With newly surrendered hearts and unclenched hands, Stephen and I began to seek God’s will. We prayed earnestly, genuinely willing to give up this ministry which we had both grown to love, or equally willing to dig in and spend ourselves if this was where He wanted us. I sought counsel from Godly friends and delved into the Word, allowing my heart and all of my painful insecurities to be laid bare before the only One who is enough to fill that ugly, cavernous void. Slowly but surely, my world began to come back into focus through the corrective lens of Scripture. Inch by inch, clarity and peace reclaimed the places I had surrendered to doubt and insecurity.
There are still days I find myself locked in the bathroom, mopping tears and wondering what on earth I have gotten myself into, though they are much fewer and farther between. But in those moments the Spirit whispers precisely that: This is no earthly thing. We do not battle flesh and blood. We are not fighting for earthly kingdoms, but for the things of eternity. This life is worth spending if one child or family will find Life! For this, I am all in. Every bit of me surrendered so that I may gain Christ! “For whoever clings to his life shall lose it, and whoever loses His life shall save it.” (Luke 17:33) There is nothing worth clinging to except Christ Himself.
As is so often true in the upside down economy of the Kingdom, defeat, sorrow and loss surrendered to Christ become overwhelming victory, joy and eternal gain that cannot be destroyed by moths or rust. It is in this context that we are wrapping up a sixth season at the Ranch. Where I usually find myself exhausted and burned out, I am filled even now with joyful anticipation for what is to come! We are ridiculously excited to announce a partnership with Lake Springfield Christian Assembly for the 2014 camp season. Refuge was invited and accepted the privilege of serving as camp missionary next year. As a staff and leadership, we are already dreaming about specific ways that we can more intentionally share the gospel and invest in the spiritual growth of the kids who participate at the Ranch. And personally, we are finally beginning to find that rhythm as a family. Not that we have arrived! Not even close. But more than ever, the cry of my heart is this:
“I want to know Christ—yes, to know the power of His resurrection and participation in His sufferings, becoming like Him in His death,and so, somehow, attaining to the resurrection from the dead.
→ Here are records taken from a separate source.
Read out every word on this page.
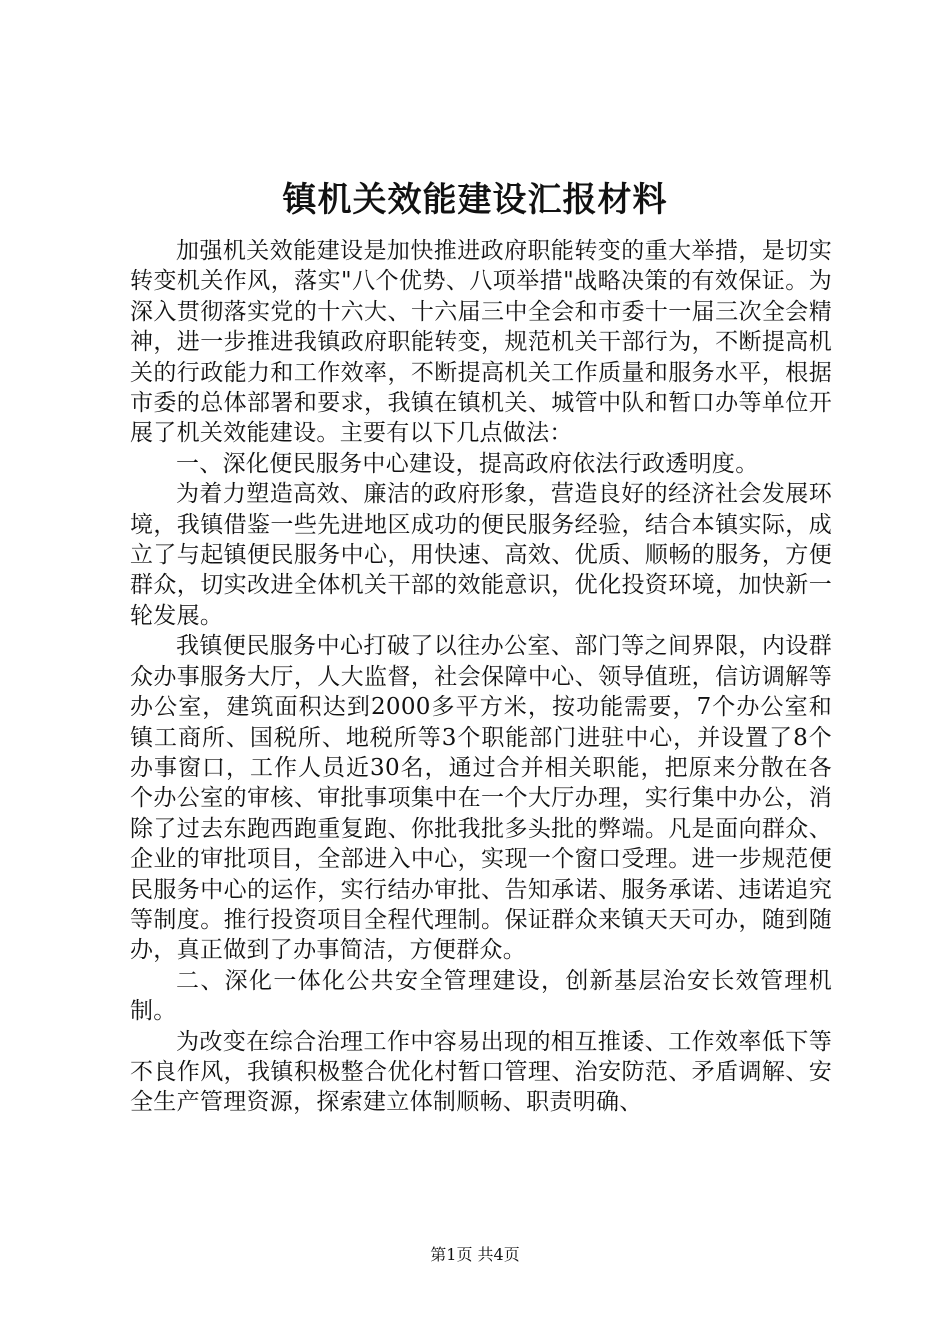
镇机关效能建设汇报材料

加强机关效能建设是加快推进政府职能转变的重大举措，是切实转变机关作风，落实"八个优势、八项举措"战略决策的有效保证。为深入贯彻落实党的十六大、十六届三中全会和市委十一届三次全会精神，进一步推进我镇政府职能转变，规范机关干部行为，不断提高机关的行政能力和工作效率，不断提高机关工作质量和服务水平，根据市委的总体部署和要求，我镇在镇机关、城管中队和暂口办等单位开展了机关效能建设。主要有以下几点做法：

一、深化便民服务中心建设，提高政府依法行政透明度。

为着力塑造高效、廉洁的政府形象，营造良好的经济社会发展环境，我镇借鉴一些先进地区成功的便民服务经验，结合本镇实际，成立了与起镇便民服务中心，用快速、高效、优质、顺畅的服务，方便群众，切实改进全体机关干部的效能意识，优化投资环境，加快新一轮发展。

我镇便民服务中心打破了以往办公室、部门等之间界限，内设群众办事服务大厅，人大监督，社会保障中心、领导值班，信访调解等办公室，建筑面积达到2000多平方米，按功能需要，7个办公室和镇工商所、国税所、地税所等3个职能部门进驻中心，并设置了8个办事窗口，工作人员近30名，通过合并相关职能，把原来分散在各个办公室的审核、审批事项集中在一个大厅办理，实行集中办公，消除了过去东跑西跑重复跑、你批我批多头批的弊端。凡是面向群众、企业的审批项目，全部进入中心，实现一个窗口受理。进一步规范便民服务中心的运作，实行结办审批、告知承诺、服务承诺、违诺追究等制度。推行投资项目全程代理制。保证群众来镇天天可办，随到随办，真正做到了办事简洁，方便群众。

二、深化一体化公共安全管理建设，创新基层治安长效管理机制。

为改变在综合治理工作中容易出现的相互推诿、工作效率低下等不良作风，我镇积极整合优化村暂口管理、治安防范、矛盾调解、安全生产管理资源，探索建立体制顺畅、职责明确、

第1页 共4页
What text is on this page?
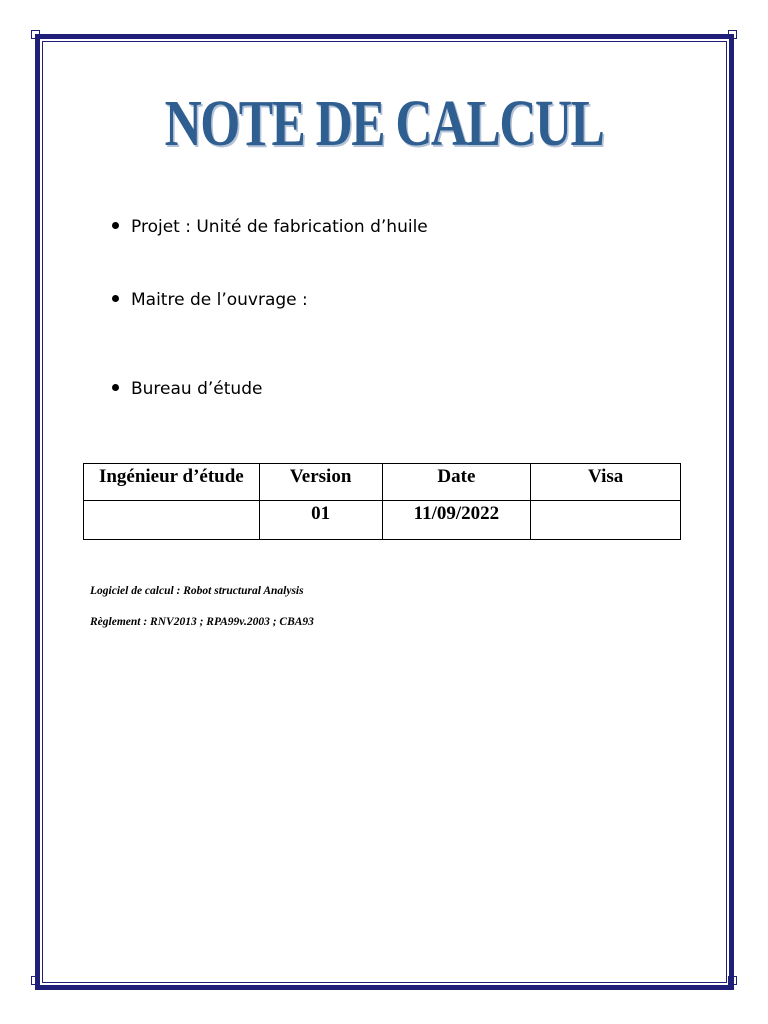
NOTE DE CALCUL
Projet : Unité de fabrication d’huile
Maitre de l’ouvrage :
Bureau d’étude
Ingénieur d’étude	Version	Date	Visa
	01	11/09/2022	
Logiciel de calcul : Robot structural Analysis
Règlement : RNV2013 ; RPA99v.2003 ; CBA93
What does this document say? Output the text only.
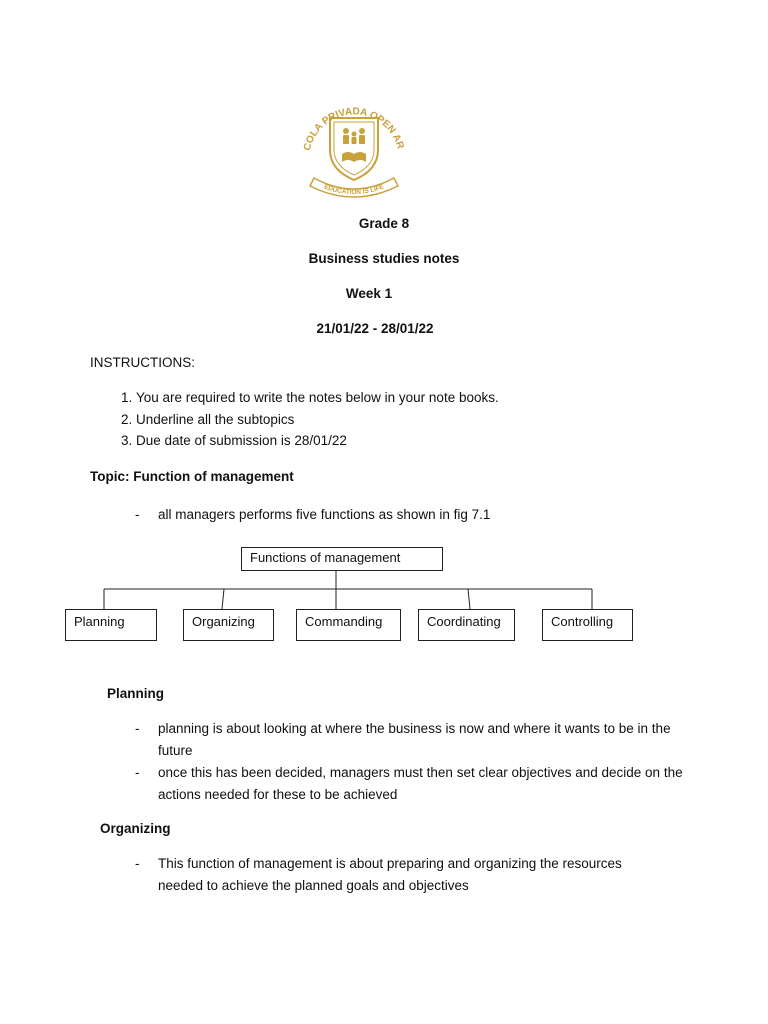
COLA PRIVADA OPEN AR
EDUCATION IS LIFE
Grade 8
Business studies notes
Week 1
21/01/22 - 28/01/22
INSTRUCTIONS:
1. You are required to write the notes below in your note books.
2. Underline all the subtopics
3. Due date of submission is 28/01/22
Topic: Function of management
- all managers performs five functions as shown in fig 7.1
Functions of management
Planning	Organizing	Commanding	Coordinating	Controlling
Planning
- planning is about looking at where the business is now and where it wants to be in the future
- once this has been decided, managers must then set clear objectives and decide on the actions needed for these to be achieved
Organizing
- This function of management is about preparing and organizing the resources needed to achieve the planned goals and objectives
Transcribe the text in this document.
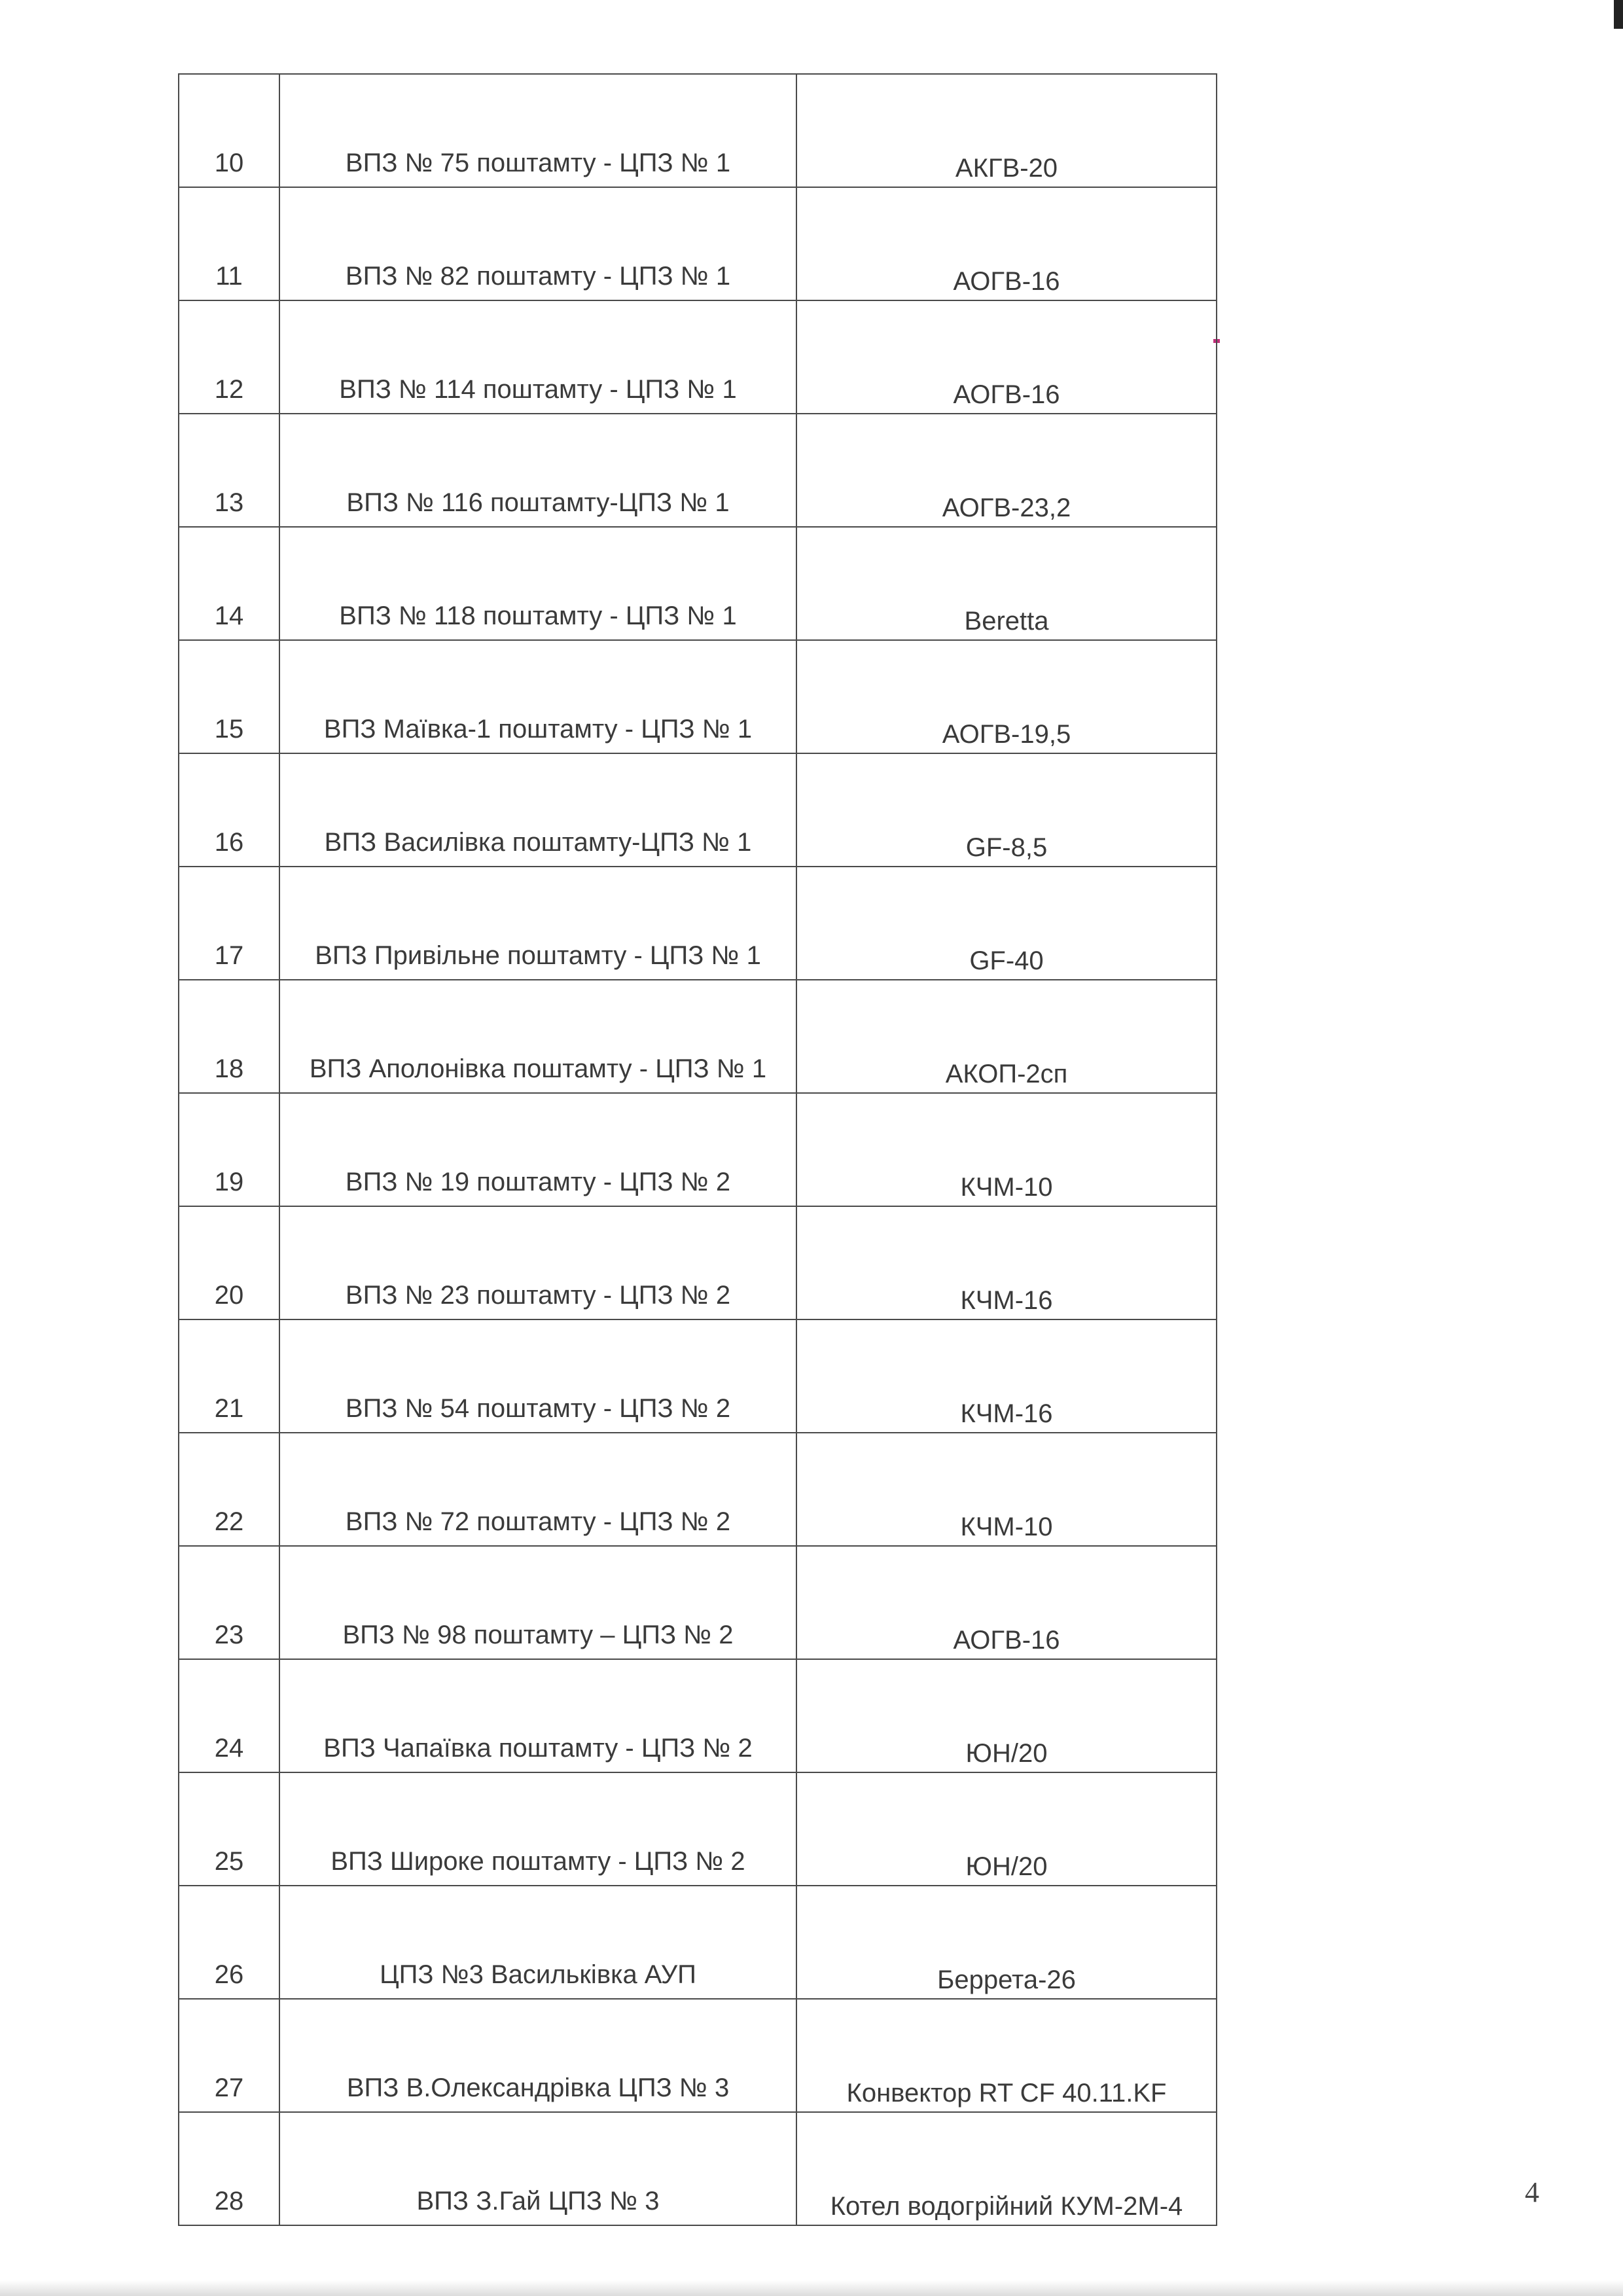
10	ВПЗ № 75 поштамту - ЦПЗ № 1	АКГВ-20
11	ВПЗ № 82 поштамту - ЦПЗ № 1	АОГВ-16
12	ВПЗ № 114 поштамту - ЦПЗ № 1	АОГВ-16
13	ВПЗ № 116 поштамту-ЦПЗ № 1	АОГВ-23,2
14	ВПЗ № 118 поштамту - ЦПЗ № 1	Beretta
15	ВПЗ Маївка-1 поштамту - ЦПЗ № 1	АОГВ-19,5
16	ВПЗ Василівка поштамту-ЦПЗ № 1	GF-8,5
17	ВПЗ Привільне поштамту - ЦПЗ № 1	GF-40
18	ВПЗ Аполонівка поштамту - ЦПЗ № 1	АКОП-2сп
19	ВПЗ № 19 поштамту - ЦПЗ № 2	КЧМ-10
20	ВПЗ № 23 поштамту - ЦПЗ № 2	КЧМ-16
21	ВПЗ № 54 поштамту - ЦПЗ № 2	КЧМ-16
22	ВПЗ № 72 поштамту - ЦПЗ № 2	КЧМ-10
23	ВПЗ № 98 поштамту – ЦПЗ № 2	АОГВ-16
24	ВПЗ Чапаївка поштамту - ЦПЗ № 2	ЮН/20
25	ВПЗ Широке поштамту - ЦПЗ № 2	ЮН/20
26	ЦПЗ №3 Васильківка АУП	Беррета-26
27	ВПЗ В.Олександрівка ЦПЗ № 3	Конвектор RT CF 40.11.KF
28	ВПЗ З.Гай ЦПЗ № 3	Котел водогрійний КУМ-2М-4	4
Not that I have already obtained all this, or have already arrived at my goal, but I press on to take hold of that for which Christ Jesus took hold of me. Brothers and sisters, I do not consider myself yet to have taken hold of it. But one thing I do: Forgetting what is behind and straining toward what is ahead, I press on toward the goal to win the prize for which God has called me heavenward in Christ Jesus.”